Dodici Paesi dell’Ue su 27 hanno inviato una lettera alla Commissione europea e alla presidenza di turno del Consiglio europeo per chiedere che vengano utilizzati nuovi strumenti per proteggere le frontiere esterne dai flussi migratori incontrollati provenienti da Africa e Medio Oriente, anche col finanziamento di nuove recinzioni e barriere. In una lettera datata 7 ottobre e citata da Eu Observer, i ministri scrivono: «Le barriere fisiche sembrano essere un’efficace misura di protezione che serve gli interessi dell’intera Ue, non solo dei Paesi membri di primo arrivo. Questa misura legittima dovrebbe essere finanziata in modo aggiuntivo ed adeguato attraverso il bilancio Ue come questione urgente».
I ministri dell’Interno di Austria, Cipro, Danimarca, Grecia, Lituania, Polonia, Bulgaria, Repubblica Ceca, Estonia, Ungheria, Lettonia e Slovacchia chiedono «nuovi strumenti che permettano di evitare, piuttosto che affrontare in seguito, le gravi conseguenze di sistemi migratori e di asilo sovraccarichi e capacità di accoglienza esaurite, che alla fine influiscono negativamente sulla fiducia nella capacità di agire con decisione quando necessario». I Paesi Baltici e la Polonia sono in queste settimane sotto pressione per i migranti spinti al confine dal dittatore bielorusso Alexander Lukashenko con l’obiettivo di destabilizzare l’Unione. Polonia e Lituania stanno già erigendo barriere difensive al confine con la Bielorussia.
Al momento, però, dalla Commissione non arriva alcuna apertura verso un cambio di strategia su posizioni più restrittive. Anzi, la commissaria agli Affari Interni, Ylva Johansson, ha spiegato che «ci sono forti pressioni migratorie: abbiamo l’aggressione di Lukashenko, un aumento degli arrivi attraverso il Mediterraneo e la rotta atlantica e anche un aumento dei movimenti secondari nell’Unione europea», perciò occorre «fare progressi sul Patto sull’immigrazione e l’asilo» che contiene «tutti i componenti per essere in grado di gestire la migrazione in un modo molto migliore».
A partire dal 2018 si sono moltiplicate in Europa le barriere fisiche ai confini esterni dell’Unione.

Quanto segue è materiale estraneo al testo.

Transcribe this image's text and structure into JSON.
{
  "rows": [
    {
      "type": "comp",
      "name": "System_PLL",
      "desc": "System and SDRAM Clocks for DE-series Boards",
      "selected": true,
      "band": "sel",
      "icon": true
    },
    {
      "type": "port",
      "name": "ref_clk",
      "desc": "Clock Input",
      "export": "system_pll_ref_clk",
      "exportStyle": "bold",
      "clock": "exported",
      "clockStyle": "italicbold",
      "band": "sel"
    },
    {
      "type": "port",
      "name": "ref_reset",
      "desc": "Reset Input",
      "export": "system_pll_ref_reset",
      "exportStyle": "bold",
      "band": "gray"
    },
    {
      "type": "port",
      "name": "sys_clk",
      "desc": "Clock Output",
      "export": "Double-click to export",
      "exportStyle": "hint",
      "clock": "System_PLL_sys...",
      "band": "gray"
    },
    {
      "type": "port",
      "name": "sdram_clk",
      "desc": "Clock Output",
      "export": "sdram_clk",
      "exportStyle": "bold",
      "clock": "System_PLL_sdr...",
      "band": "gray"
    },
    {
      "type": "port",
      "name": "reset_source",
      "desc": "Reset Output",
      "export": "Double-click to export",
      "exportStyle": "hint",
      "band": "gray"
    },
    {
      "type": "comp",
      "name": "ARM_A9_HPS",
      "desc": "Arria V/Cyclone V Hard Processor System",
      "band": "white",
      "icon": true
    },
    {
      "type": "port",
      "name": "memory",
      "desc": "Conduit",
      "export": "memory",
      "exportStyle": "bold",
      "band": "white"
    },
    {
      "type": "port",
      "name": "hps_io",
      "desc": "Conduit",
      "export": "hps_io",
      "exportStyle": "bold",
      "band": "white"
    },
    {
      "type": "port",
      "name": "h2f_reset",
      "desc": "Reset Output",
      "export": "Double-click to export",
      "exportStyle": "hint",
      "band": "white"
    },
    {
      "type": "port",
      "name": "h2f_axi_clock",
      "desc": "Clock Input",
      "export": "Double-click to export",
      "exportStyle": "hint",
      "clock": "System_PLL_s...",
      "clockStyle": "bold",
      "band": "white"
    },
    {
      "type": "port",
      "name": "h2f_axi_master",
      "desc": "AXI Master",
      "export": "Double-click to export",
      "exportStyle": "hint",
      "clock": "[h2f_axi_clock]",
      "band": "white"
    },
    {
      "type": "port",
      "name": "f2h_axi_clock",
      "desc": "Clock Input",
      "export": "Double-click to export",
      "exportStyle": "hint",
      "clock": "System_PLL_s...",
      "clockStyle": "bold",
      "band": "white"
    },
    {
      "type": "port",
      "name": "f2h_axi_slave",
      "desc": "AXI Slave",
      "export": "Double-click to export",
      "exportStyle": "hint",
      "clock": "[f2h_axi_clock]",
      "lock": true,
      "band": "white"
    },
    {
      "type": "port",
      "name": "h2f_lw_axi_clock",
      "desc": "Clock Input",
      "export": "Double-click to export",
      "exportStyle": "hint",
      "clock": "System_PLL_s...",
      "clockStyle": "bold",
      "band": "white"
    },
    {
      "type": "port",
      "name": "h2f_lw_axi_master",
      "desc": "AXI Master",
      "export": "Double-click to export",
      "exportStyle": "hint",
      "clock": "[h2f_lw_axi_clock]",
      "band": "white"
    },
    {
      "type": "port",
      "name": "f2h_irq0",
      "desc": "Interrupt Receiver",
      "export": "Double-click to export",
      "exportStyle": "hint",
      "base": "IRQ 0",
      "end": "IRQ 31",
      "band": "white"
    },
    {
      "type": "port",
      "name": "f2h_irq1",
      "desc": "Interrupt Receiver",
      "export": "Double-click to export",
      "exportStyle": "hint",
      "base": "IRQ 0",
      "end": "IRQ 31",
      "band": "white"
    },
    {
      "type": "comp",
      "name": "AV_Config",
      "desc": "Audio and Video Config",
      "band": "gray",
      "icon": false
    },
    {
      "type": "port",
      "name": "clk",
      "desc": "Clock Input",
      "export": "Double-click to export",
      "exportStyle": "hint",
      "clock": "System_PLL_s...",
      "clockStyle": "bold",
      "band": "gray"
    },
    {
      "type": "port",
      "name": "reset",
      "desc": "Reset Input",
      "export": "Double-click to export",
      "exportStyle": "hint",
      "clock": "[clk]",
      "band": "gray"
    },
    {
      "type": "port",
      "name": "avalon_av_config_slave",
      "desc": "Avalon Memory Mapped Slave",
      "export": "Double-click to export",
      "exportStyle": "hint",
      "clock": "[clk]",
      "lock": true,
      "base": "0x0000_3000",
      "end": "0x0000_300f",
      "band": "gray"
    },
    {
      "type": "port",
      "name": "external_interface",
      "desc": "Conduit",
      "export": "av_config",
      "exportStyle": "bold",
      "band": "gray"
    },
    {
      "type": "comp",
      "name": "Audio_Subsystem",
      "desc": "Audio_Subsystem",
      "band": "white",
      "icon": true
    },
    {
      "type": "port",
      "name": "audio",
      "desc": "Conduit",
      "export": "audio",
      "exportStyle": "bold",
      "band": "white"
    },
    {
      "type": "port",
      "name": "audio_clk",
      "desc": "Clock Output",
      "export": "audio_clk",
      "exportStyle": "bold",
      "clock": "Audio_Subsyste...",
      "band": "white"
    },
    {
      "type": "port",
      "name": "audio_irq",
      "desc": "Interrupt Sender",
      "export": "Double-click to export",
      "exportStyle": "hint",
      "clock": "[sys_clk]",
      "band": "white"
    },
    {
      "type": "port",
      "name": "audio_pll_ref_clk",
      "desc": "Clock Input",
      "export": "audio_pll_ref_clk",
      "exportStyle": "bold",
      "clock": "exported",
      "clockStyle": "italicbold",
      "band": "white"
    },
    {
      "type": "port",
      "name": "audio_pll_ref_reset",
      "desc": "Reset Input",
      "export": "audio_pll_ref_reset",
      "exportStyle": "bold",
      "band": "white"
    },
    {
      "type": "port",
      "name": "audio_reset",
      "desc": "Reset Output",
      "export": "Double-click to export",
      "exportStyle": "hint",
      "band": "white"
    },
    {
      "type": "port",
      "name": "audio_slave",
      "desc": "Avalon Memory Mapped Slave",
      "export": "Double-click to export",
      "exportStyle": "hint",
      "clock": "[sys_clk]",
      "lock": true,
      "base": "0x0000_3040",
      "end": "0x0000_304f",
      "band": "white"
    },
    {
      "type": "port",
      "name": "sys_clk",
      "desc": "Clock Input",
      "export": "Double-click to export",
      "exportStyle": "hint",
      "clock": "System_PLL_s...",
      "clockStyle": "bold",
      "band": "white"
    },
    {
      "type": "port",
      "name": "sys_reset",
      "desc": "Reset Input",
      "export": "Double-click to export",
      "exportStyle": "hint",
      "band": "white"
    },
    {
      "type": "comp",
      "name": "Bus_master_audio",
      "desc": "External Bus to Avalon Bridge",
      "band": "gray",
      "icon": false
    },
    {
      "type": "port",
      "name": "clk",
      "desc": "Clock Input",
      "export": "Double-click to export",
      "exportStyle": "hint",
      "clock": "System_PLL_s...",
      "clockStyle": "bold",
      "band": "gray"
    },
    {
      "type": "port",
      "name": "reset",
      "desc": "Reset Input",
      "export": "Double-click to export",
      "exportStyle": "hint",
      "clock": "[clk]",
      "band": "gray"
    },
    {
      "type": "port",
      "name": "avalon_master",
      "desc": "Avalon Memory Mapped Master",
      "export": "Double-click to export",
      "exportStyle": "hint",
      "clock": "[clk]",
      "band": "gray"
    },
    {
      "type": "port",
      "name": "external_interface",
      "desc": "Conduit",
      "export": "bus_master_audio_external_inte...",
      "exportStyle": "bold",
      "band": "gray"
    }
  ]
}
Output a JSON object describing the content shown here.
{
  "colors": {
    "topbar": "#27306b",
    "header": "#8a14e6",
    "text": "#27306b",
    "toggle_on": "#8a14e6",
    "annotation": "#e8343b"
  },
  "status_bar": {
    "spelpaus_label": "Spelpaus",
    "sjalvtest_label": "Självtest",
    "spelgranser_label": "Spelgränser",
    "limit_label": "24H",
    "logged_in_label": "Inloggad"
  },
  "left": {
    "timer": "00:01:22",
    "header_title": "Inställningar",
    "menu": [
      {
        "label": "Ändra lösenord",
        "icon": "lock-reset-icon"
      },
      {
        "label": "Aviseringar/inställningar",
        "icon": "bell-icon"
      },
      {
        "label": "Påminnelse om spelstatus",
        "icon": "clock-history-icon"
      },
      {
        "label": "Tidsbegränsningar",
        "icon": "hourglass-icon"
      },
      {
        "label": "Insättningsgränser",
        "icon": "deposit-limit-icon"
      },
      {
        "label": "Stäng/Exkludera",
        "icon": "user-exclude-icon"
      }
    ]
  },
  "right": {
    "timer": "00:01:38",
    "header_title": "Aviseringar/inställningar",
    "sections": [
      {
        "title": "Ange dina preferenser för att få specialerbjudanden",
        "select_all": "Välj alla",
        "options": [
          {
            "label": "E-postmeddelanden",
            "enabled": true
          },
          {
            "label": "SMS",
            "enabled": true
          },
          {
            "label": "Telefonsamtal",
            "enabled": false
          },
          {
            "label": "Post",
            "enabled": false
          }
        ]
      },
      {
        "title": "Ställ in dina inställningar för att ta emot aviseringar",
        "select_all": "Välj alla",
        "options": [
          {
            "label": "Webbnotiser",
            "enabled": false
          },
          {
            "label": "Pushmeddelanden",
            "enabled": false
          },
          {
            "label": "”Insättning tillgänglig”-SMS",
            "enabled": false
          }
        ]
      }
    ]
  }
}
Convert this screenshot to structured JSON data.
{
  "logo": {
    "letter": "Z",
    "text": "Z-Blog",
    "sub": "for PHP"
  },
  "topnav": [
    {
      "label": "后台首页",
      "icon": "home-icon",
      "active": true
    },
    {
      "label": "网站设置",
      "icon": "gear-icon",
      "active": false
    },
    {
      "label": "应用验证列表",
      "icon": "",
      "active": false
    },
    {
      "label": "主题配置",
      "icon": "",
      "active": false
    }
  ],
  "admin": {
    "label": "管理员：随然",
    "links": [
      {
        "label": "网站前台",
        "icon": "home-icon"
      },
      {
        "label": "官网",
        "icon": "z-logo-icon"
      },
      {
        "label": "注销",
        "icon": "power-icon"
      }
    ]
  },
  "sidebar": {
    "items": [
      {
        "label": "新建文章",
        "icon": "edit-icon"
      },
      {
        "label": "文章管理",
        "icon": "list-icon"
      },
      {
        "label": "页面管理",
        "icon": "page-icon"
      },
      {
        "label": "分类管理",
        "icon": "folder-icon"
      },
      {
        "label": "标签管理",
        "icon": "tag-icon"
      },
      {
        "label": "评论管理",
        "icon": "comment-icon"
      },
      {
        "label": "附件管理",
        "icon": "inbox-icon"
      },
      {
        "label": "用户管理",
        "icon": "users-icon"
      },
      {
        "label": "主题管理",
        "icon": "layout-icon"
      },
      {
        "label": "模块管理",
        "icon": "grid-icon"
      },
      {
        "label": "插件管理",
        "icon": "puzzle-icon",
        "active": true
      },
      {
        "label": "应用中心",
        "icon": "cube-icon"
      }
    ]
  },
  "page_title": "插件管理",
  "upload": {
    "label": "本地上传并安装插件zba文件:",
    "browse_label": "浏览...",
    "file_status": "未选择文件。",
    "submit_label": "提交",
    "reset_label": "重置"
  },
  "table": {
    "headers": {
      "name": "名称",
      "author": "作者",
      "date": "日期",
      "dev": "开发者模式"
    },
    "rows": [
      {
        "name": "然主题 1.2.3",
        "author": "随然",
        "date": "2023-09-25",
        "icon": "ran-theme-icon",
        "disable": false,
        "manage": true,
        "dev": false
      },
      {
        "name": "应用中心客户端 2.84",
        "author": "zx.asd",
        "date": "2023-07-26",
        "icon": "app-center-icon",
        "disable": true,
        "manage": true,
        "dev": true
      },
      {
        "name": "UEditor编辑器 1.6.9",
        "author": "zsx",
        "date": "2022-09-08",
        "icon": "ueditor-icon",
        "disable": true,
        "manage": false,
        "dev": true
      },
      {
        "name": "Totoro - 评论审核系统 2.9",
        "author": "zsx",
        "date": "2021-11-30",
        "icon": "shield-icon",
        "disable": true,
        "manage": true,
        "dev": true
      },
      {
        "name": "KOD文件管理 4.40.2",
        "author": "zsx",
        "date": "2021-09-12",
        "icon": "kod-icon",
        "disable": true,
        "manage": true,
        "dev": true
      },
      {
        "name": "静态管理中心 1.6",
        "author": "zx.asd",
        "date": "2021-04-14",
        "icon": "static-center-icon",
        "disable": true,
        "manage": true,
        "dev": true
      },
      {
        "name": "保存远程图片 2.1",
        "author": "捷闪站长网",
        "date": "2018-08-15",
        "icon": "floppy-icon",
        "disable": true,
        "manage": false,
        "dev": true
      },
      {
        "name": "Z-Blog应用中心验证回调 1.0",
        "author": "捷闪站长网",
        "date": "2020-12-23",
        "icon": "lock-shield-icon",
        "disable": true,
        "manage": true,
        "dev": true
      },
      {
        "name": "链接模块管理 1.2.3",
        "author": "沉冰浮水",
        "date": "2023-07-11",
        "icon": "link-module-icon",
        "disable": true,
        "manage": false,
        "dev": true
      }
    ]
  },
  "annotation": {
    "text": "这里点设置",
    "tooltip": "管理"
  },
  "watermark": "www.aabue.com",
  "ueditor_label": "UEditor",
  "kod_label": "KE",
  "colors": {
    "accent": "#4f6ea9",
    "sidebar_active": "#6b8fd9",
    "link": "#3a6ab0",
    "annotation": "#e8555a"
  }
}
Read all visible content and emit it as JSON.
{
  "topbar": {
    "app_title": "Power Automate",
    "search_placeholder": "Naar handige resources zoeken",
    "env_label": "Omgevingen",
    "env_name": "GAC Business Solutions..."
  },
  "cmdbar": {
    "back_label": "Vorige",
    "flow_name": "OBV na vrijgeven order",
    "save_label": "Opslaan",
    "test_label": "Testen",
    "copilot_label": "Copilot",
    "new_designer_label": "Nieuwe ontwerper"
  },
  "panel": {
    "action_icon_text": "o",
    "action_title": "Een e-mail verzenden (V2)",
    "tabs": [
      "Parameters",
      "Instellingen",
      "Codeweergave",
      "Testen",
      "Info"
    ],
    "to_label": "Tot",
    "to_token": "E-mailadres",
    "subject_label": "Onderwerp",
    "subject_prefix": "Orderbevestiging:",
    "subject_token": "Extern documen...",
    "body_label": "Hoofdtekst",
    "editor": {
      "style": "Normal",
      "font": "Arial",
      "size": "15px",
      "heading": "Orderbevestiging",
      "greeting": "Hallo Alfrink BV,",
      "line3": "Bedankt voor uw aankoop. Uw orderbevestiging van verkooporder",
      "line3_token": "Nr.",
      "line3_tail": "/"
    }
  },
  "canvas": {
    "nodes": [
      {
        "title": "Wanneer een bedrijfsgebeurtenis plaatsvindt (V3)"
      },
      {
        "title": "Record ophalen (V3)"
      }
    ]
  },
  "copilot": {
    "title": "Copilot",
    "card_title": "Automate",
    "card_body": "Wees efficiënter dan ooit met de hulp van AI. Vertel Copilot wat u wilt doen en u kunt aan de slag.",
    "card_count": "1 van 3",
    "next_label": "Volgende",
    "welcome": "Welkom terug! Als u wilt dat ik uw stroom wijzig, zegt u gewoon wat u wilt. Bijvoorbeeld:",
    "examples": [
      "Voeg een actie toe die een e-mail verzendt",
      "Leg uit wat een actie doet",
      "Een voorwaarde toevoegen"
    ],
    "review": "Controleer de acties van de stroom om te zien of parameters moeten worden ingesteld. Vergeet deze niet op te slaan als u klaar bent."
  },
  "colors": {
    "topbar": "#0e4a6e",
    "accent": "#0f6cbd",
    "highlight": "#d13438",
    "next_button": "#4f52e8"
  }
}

La più lunga, attualmente corre alla frontiera tra Bulgaria e Turchia e misura 235 chilometri. Altri 40 chilometri di barriere sono state realizzate al confine tra Grecia e Turchia, nella zona del fiume Evros uno dei punti di passaggio più battuti dai migranti. Qui le autorità di Atene avevano pensato di installare anche delle «barriere sonore»: apparecchi acustici in grado di emettere rumori ad un altissimo numero di decibel per ostacolare il passaggio del confine. La zona dei Balcani è quella più interessata al «fiorire» dei muri: ne sono sorti tra Slovenia e Croazia, tra Macedonia del Nord e Grecia oltre che tra Serbia e Ungheria. Uno sbarramento è in fase di realizzazione anche tra Lituania e Bielorussia; altrettanto si appresta a fare la Polonia mentre anche la Spagna ha rinforzato reti e filo spinato nelle sue due enclavi di Ceuta e Melilla in territorio africano. Infine la Francia ha intenzione di blindare i suoi confini attorno al porto di Calais.